Obama was the keynote speaker at a clean energy conference in the southwestern city of Las Vegas, Nevada Monday night. He noted that some fossil fuel and utility interests are fighting the nation's rush to cleaner, cheaper and more efficient energy. But he said, "Sorry, we're moving forward."
The president said that after decades of being told renewable energy doesn't make economic sense, "today that's no longer true."
Among the steps announced by the president are new rules from the Federal Housing Administration that could significantly expand the use of so-called PACE (Property Assessed Clean Energy) loans that allow homeowners to install energy improvements and pay back their costs over time. To date, use of that financing has been constrained by regulatory obstacles. He also said the Department of Energy will make $1 billion in additional loan guarantees available to encourage innovation in technologies that give Americans more flexibility in choosing renewable energy options.
Obama's speech, at an annual energy conference hosted by Senate Democratic leader Harry Reid, was aimed at countering fossil fuel and utility interests that have been working to undercut clean energy policies with arguments that the matter should be left to the free market.
The president had returned from a two-week vacation Sunday with a number of important issues facing him over the next few months, including working to push the international agreement on Iran's nuclear program through a skeptical Congress.
But with the world trying to clinch a binding agreement to address climate change by the end of the year, he has been working on reforms at home to cut carbon emissions, while also cutting costs for U.S. consumers.

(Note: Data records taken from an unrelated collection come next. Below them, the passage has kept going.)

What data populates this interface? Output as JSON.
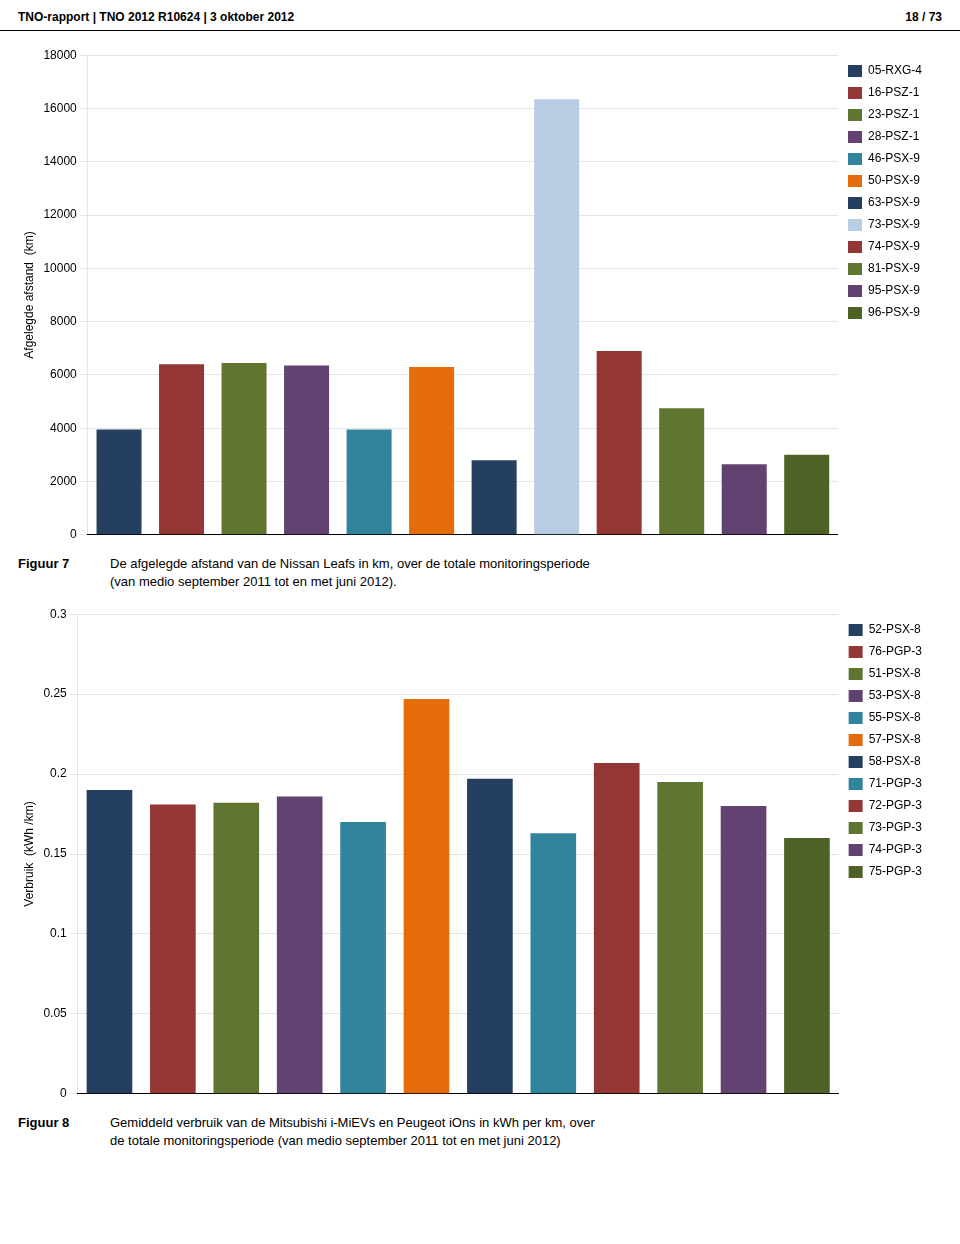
{
  "chart_data": [
    {
      "type": "bar",
      "title": "Figuur 7",
      "subtitle": "De afgelegde afstand van de Nissan Leafs in  km, over de totale monitoringsperiode\n(van medio september 2011 tot en met juni 2012).",
      "annotations": [
        "TNO-rapport | TNO 2012 R10624 | 3 oktober 2012",
        "18 / 73"
      ],
      "ylabel": "Afgelegde afstand  (km)",
      "categories": [
        "05-RXG-4",
        "16-PSZ-1",
        "23-PSZ-1",
        "28-PSZ-1",
        "46-PSX-9",
        "50-PSX-9",
        "63-PSX-9",
        "73-PSX-9",
        "74-PSX-9",
        "81-PSX-9",
        "95-PSX-9",
        "96-PSX-9"
      ],
      "values": [
        3950,
        6400,
        6450,
        6350,
        3950,
        6300,
        2800,
        16350,
        6900,
        4750,
        2650,
        3000
      ],
      "colors": [
        "#243F60",
        "#943634",
        "#5F7530",
        "#614270",
        "#31849B",
        "#E46C0A",
        "#243F60",
        "#B8CCE4",
        "#943634",
        "#5F7530",
        "#614270",
        "#4E6226"
      ],
      "ylim": [
        0,
        18000
      ],
      "yticks": [
        0,
        2000,
        4000,
        6000,
        8000,
        10000,
        12000,
        14000,
        16000,
        18000
      ],
      "grid": true,
      "legend": "right",
      "tick_labels": "y"
    },
    {
      "type": "bar",
      "title": "Figuur 8",
      "subtitle": "Gemiddeld verbruik van de Mitsubishi i-MiEVs en Peugeot iOns in kWh per km, over\nde totale monitoringsperiode (van medio september 2011 tot en met juni 2012)",
      "ylabel": "Verbruik  (kWh /km)",
      "categories": [
        "52-PSX-8",
        "76-PGP-3",
        "51-PSX-8",
        "53-PSX-8",
        "55-PSX-8",
        "57-PSX-8",
        "58-PSX-8",
        "71-PGP-3",
        "72-PGP-3",
        "73-PGP-3",
        "74-PGP-3",
        "75-PGP-3"
      ],
      "values": [
        0.19,
        0.181,
        0.182,
        0.186,
        0.17,
        0.247,
        0.197,
        0.163,
        0.207,
        0.195,
        0.18,
        0.16
      ],
      "colors": [
        "#243F60",
        "#943634",
        "#5F7530",
        "#614270",
        "#31849B",
        "#E46C0A",
        "#243F60",
        "#31849B",
        "#943634",
        "#5F7530",
        "#614270",
        "#4E6226"
      ],
      "ylim": [
        0,
        0.3
      ],
      "yticks": [
        0,
        0.05,
        0.1,
        0.15,
        0.2,
        0.25,
        0.3
      ],
      "grid": true,
      "legend": "right",
      "tick_labels": "y"
    }
  ]
}
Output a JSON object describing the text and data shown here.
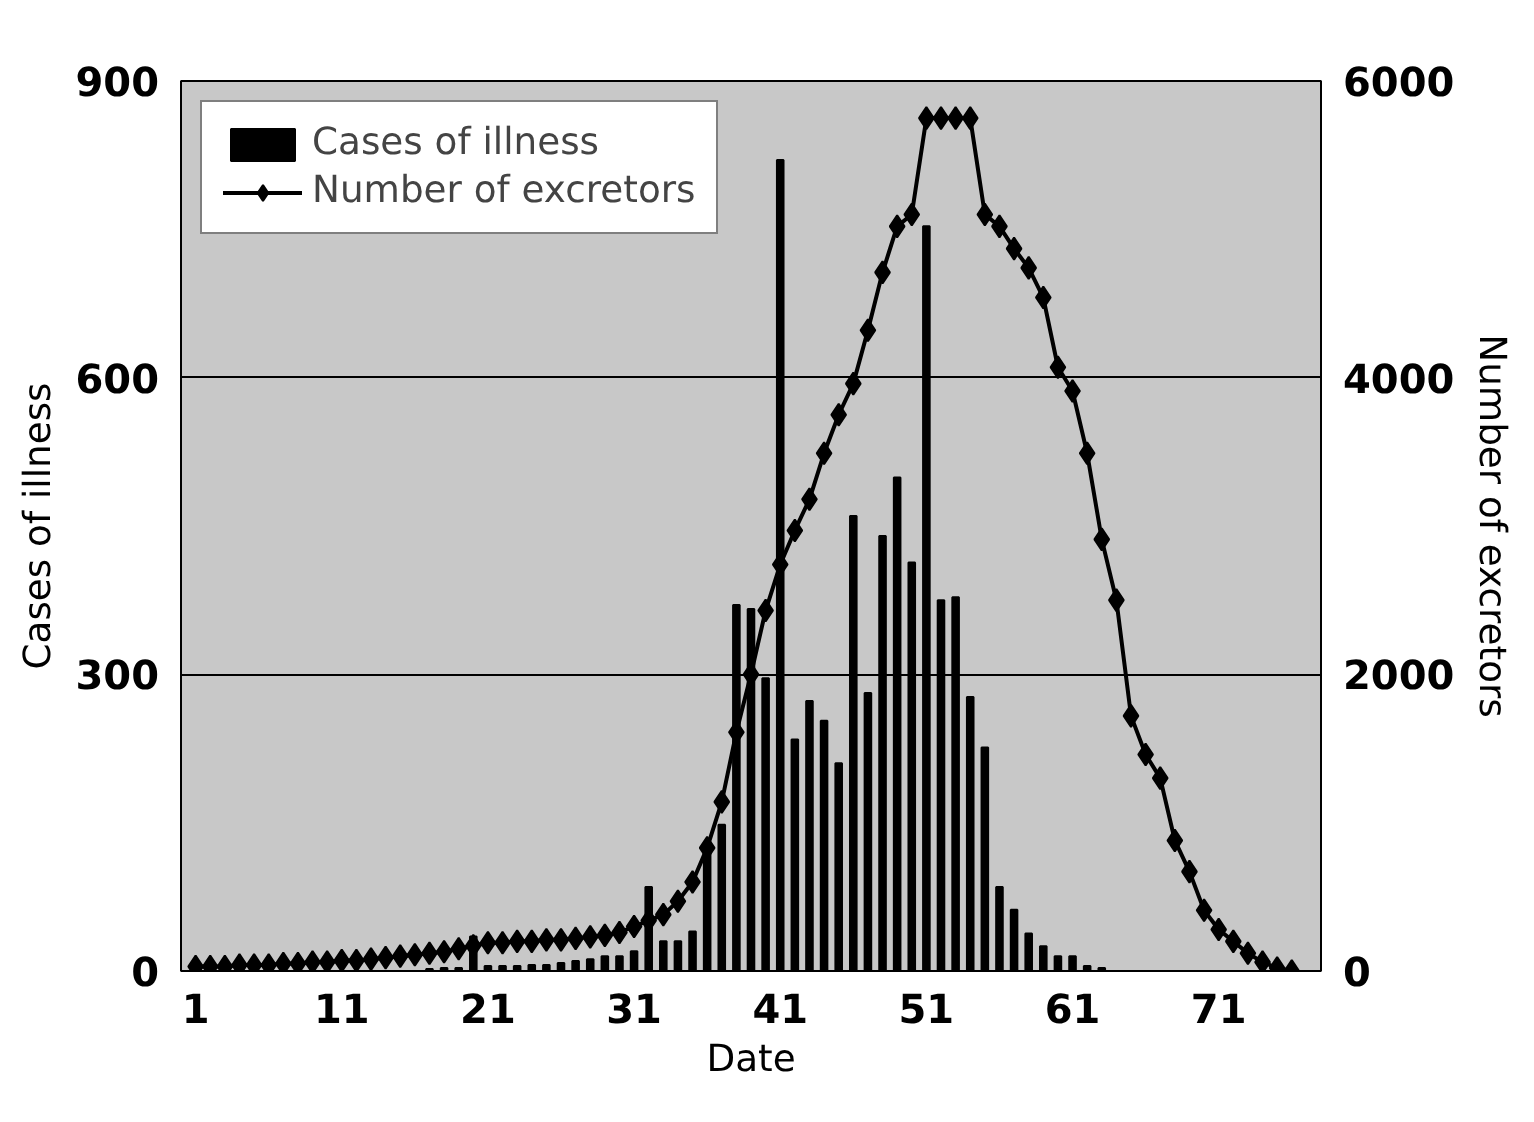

Modernization of power grid
Monday's National Clean Energy Summit was aimed at looking to ways governments and the private sector can work together on clean energy solutions and modernizing the U.S. power grid, according to organizers. In addition to Obama, speakers included leaders from electric utility companies, solar technology firms and an electric car maker.
Earlier this month, Obama unveiled new regulations for power plants with a goal of cutting polluting carbon dioxide emissions by 32 percent below 2005 levels by the year 2030. The plan, if implemented, also would call for boosting the amount of power generated by renewable sources so that it makes up 28 percent of overall power production.
Power companies already have been converting some of their operations in recent years, increasing their reliance on natural gas, solar and wind. As a result, government data has shown a drop in carbon emissions from coal-burning power plants.
The issue of reducing the amount of carbon released into the atmosphere is a major focus on global efforts to contain a rise in temperatures.
The U.S. National Oceanographic and Atmospheric Administration issued a report last week citing July as the warmest month ever recorded worldwide since data collection began in 1880. The same report said that so far 2015 is the warmest year on record.
Delegations from all over the world will convene in Paris on November 30 for nearly two weeks of talks to decide how to reach the goal of keeping temperatures from rising more than 2 degrees Celsius above pre-industrial levels, which scientists warn would bring extreme weather and rising seas. They want a binding agreement with specific plans for each country to accomplish.
A new agreement would go into effect in 2020.